Le titre « Distant Storms at Sea », tiré de l'album de Mark Barrott de 2016 Croquis d'une île 2ressemblait à une blague subtile. Les intempéries ne pourraient jamais briser le paradis évoqué par Barrott dans sa musique, un fantasme insulaire presque trop parfait vivant de bavardages aviaires et simiens, apparemment inspiré par sa vie quotidienne à Ibiza. (Il vit maintenant en Espagne continentale, hors réseau, quelque part dans les montagnes entre Barcelone et Valence.) Un changement a commencé avec les années 2022. Johatsu, enraciné dans une musique qu'il a écrite pour un documentaire sur les personnes disparues au Japon, et plus triste que tout ce qu'il avait fait auparavant. Il était facile de supposer que le sujet lourd du film obligeait le compositeur à changer légèrement de vitesse, qu'il s'agissait d'un cas isolé et que nous serions bientôt de retour aux Baléares. Pourtant le nouvel album de Barrott Tout change, rien ne finit est son album le plus tumultueux, rempli de timbales urgentes et de cordes agitées, comme si ces tempêtes lointaines avaient soudainement touché terre.
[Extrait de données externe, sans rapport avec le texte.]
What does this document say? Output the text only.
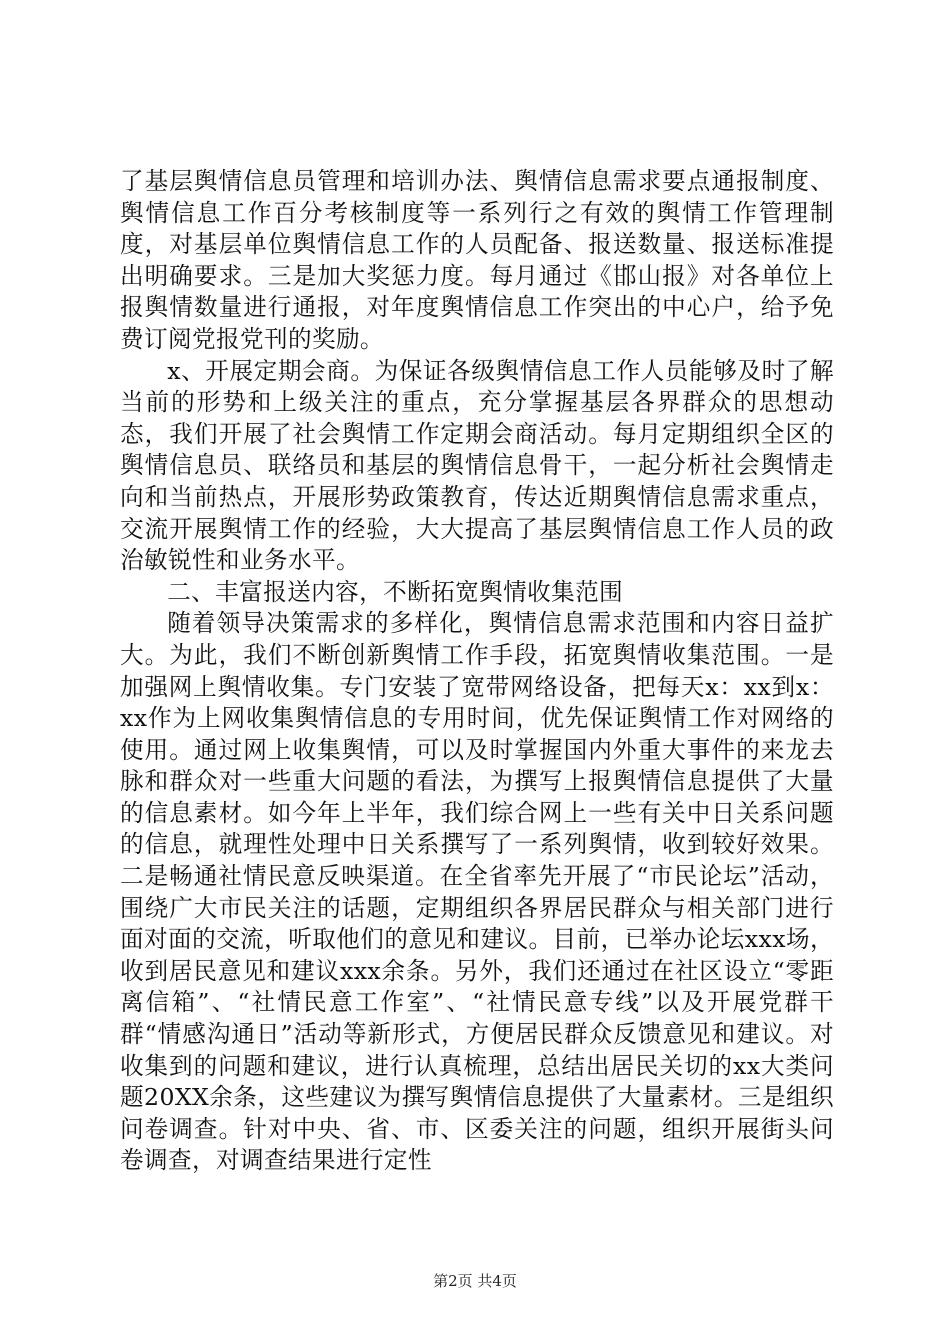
了基层舆情信息员管理和培训办法、舆情信息需求要点通报制度、舆情信息工作百分考核制度等一系列行之有效的舆情工作管理制度，对基层单位舆情信息工作的人员配备、报送数量、报送标准提出明确要求。三是加大奖惩力度。每月通过《邯山报》对各单位上报舆情数量进行通报，对年度舆情信息工作突出的中心户，给予免费订阅党报党刊的奖励。

x、开展定期会商。为保证各级舆情信息工作人员能够及时了解当前的形势和上级关注的重点，充分掌握基层各界群众的思想动态，我们开展了社会舆情工作定期会商活动。每月定期组织全区的舆情信息员、联络员和基层的舆情信息骨干，一起分析社会舆情走向和当前热点，开展形势政策教育，传达近期舆情信息需求重点，交流开展舆情工作的经验，大大提高了基层舆情信息工作人员的政治敏锐性和业务水平。

二、丰富报送内容，不断拓宽舆情收集范围

随着领导决策需求的多样化，舆情信息需求范围和内容日益扩大。为此，我们不断创新舆情工作手段，拓宽舆情收集范围。一是加强网上舆情收集。专门安装了宽带网络设备，把每天x：xx到x：xx作为上网收集舆情信息的专用时间，优先保证舆情工作对网络的使用。通过网上收集舆情，可以及时掌握国内外重大事件的来龙去脉和群众对一些重大问题的看法，为撰写上报舆情信息提供了大量的信息素材。如今年上半年，我们综合网上一些有关中日关系问题的信息，就理性处理中日关系撰写了一系列舆情，收到较好效果。二是畅通社情民意反映渠道。在全省率先开展了“市民论坛”活动，围绕广大市民关注的话题，定期组织各界居民群众与相关部门进行面对面的交流，听取他们的意见和建议。目前，已举办论坛xxx场，收到居民意见和建议xxx余条。另外，我们还通过在社区设立“零距离信箱”、“社情民意工作室”、“社情民意专线”以及开展党群干群“情感沟通日”活动等新形式，方便居民群众反馈意见和建议。对收集到的问题和建议，进行认真梳理，总结出居民关切的xx大类问题20XX余条，这些建议为撰写舆情信息提供了大量素材。三是组织问卷调查。针对中央、省、市、区委关注的问题，组织开展街头问卷调查，对调查结果进行定性

第2页 共4页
Cette fois, la musique de Barrott reflète une tragédie personnelle : la perte de sa partenaire de longue date, Sara, décédée l'année dernière. C'est comme si Barrott avait conclu un pacte avec lui-même selon lequel il n'écrirait pas sur le soleil et la mer cette fois-ci, écartant les tambours à main et les guitares wah-wah pour se pencher sur la grande pompe orchestrale et le miroitement ambiant. La musique a une qualité cubique et oblongue : le chœur de « Pandora » et « January 25th » aboie des phrases coupées et saccadées, et les cordes jouent soit en croches rigides, soit en glissandos sylphides. Tout change a moins à voir avec l'œuvre précédente de Barrott qu'avec l'un des chefs-d'œuvre méconnus de la musique des Baléares : l'album de 1987 du compositeur valencien Pep Llopis. Poiemusia la Nau dels Argonautes, ce qui impliquait qu'un lieu avec autant d'histoire humaine et naturelle que la côte méditerranéenne devait être un peu hanté.
Tout change dure 42 minutes, soit dans la moyenne pour Barrott, mais cela semble plus court en raison de tout ce qui se passe du premier côté. L’ouvreur « Pandora » passe d’une fanfaronnade presque martiale à de sublimes ruminations de Rhodes. La suite « Butterfly in a Jar » suit, commençant par des cordes dignes d'une épithète homérique comme « aux doigts roses », puis prenant un virage à gauche dans le genre de jazz numérique à combustion lente que Biosphere explore sur Dropsonde. Les morceaux de la deuxième face, quant à eux, sont de purs bassins d’ambiance, avec les cordes s’élevant rarement au-dessus d’un battement. Parce que les titres (« C'est comme s'endormir », « La lumière est toujours là ») s'intéressent explicitement au deuil et à la mort, on peut facilement lire Tout change comme un récit de voyage chronologique de la relation de Barrott avec son défunt partenaire – les morceaux précédents brûlant de la férocité de la vie qu'ils partageaient, les morceaux ultérieurs évoquant des nuits blanches et des apparitions fanées.